J'ai construit tous les boitiers rétroéclairés car je voulais une uniformité dans la galerie. Des boitiers existaient déjà pour l'extérieur, mais ils sont faits en aluminium pour les publicités et je ne voulais pas faire une galerie d'art avec des cadres publicitaires. J'ai donc développé des boitiers lumineux et cela a permis de sauver certains coûts. 

ID / Qu'est-ce qui a guidé la mise en espace de la Galerie?

AB / C'est le site qui me dicte ce que je fais. Les limites étaient déterminées par la Ville de Montréal, et il fallait prendre en compte plusieurs facteurs comme la réutilisation de la structure en acier existante et le fait d'avoir des murs perpendiculaires à la rue pour des raisons de sécurité. Je viens du modernisme et du fonctionnaliste, c'était superflu pour moi de jouer avec des courbes, de construire des éléments complexes. L'idée forte du projet s'inscrit dans le dépaysement plus que dans la folie de la construction. 

Même si les installations sont très simples, il y a différents types d'espaces : les espaces centraux entre les murs du milieu qui sont plus restreints, les longs corridors et la grande pièce centrale où l'on retrouve la sculpture. En bord de rue, les entrées sont inclinées pour créer du dynamisme, invitant ainsi à entrer. Les caissons en bordure du trottoir, initialement prévus pour contenir des boîtes à fleurs, sont devenus de simples espaces d'assises par manque de budget, et au final, la Ville et les gens les apprécient!

ID / Pourquoi présentes-tu la Galerie Blanc comme une expérience sensorielle?

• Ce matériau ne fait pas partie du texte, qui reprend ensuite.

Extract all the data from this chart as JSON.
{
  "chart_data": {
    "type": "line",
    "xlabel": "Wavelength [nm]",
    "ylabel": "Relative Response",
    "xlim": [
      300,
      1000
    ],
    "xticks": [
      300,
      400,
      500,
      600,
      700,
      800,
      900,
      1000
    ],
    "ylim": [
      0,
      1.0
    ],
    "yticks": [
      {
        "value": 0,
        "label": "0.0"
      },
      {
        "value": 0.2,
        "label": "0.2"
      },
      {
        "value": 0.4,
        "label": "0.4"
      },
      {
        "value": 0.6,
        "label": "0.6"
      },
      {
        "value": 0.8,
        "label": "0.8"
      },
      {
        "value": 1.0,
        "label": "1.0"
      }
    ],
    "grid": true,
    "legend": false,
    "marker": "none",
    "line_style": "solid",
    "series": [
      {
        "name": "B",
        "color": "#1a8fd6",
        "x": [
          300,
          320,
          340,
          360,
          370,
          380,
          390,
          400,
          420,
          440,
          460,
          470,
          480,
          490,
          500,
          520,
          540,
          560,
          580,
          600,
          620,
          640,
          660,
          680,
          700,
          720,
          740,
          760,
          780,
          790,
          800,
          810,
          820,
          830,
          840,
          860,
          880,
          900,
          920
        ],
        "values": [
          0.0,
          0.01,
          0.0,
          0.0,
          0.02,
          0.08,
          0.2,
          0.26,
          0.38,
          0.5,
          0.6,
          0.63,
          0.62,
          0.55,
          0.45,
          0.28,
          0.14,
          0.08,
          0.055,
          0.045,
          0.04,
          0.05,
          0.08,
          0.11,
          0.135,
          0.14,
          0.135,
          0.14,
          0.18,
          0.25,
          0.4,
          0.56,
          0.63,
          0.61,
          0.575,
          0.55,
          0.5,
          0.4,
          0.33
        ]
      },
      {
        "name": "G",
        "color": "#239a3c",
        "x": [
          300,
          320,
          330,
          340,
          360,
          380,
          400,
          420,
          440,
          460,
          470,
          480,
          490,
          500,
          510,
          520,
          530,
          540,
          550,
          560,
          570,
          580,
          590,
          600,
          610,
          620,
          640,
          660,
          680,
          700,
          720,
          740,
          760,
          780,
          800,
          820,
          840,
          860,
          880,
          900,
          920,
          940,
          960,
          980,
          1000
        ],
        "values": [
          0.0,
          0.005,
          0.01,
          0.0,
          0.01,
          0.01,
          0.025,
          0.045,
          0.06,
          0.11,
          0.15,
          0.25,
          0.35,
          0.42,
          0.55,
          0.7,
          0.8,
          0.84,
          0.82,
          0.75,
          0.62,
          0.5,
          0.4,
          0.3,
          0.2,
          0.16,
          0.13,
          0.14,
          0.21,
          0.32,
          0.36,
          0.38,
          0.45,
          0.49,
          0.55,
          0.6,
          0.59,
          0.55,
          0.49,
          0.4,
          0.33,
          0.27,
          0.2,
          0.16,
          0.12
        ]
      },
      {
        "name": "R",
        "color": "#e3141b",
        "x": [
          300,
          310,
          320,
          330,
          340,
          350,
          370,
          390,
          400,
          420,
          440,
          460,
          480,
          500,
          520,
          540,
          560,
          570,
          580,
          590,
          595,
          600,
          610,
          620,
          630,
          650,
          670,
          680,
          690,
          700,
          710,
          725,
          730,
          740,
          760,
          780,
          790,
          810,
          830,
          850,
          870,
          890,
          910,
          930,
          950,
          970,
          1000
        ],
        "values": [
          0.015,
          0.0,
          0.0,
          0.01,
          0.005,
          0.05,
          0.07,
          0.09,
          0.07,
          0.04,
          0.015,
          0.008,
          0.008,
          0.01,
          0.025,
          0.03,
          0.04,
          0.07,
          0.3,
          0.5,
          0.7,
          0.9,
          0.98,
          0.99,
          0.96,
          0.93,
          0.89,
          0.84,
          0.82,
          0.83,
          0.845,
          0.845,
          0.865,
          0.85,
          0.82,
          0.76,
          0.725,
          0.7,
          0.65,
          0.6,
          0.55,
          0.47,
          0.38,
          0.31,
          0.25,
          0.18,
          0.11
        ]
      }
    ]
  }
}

AB / C'est l'idée d'aller chercher tous les sens, et pas seulement le côté visuel. Le son par exemple, avec les pas dans la gravelle qui n'a pas été compactée, ou les musiciens de rue que l'on entend. À l'intérieur, rien n'absorbe le son donc le bruit des pas rebondit sur les murs.

Il y a aussi une expérience avec la luminosité, la température. À chaque heure de la journée, l'environnement est complètement différent. La Galerie reste à l'année alors on va vivre les différentes saisons. La place de la nature est excessivement importante. J'aime qu'on se demande si on est à l'extérieur ou à l'intérieur d'un bâtiment, que l'on ressente cette impression d'entre-deux.

ID / Et quelle est la suite?

AB / D'autres galeries. Une autre à Montréal, et ailleurs à l'étranger. On aimerait aller à Toronto et en Europe, avec le même concept de base « blanc », mais en créant des endroits complètement différents. Je vais suivre mes instincts car même si j'avais quelques doutes sur l'audace du projet avec ses murs blancs (comme une invitation aux graffitis), Blanc a été très bien reçu par la Ville comme par les visiteurs, avec enthousiasme et respect.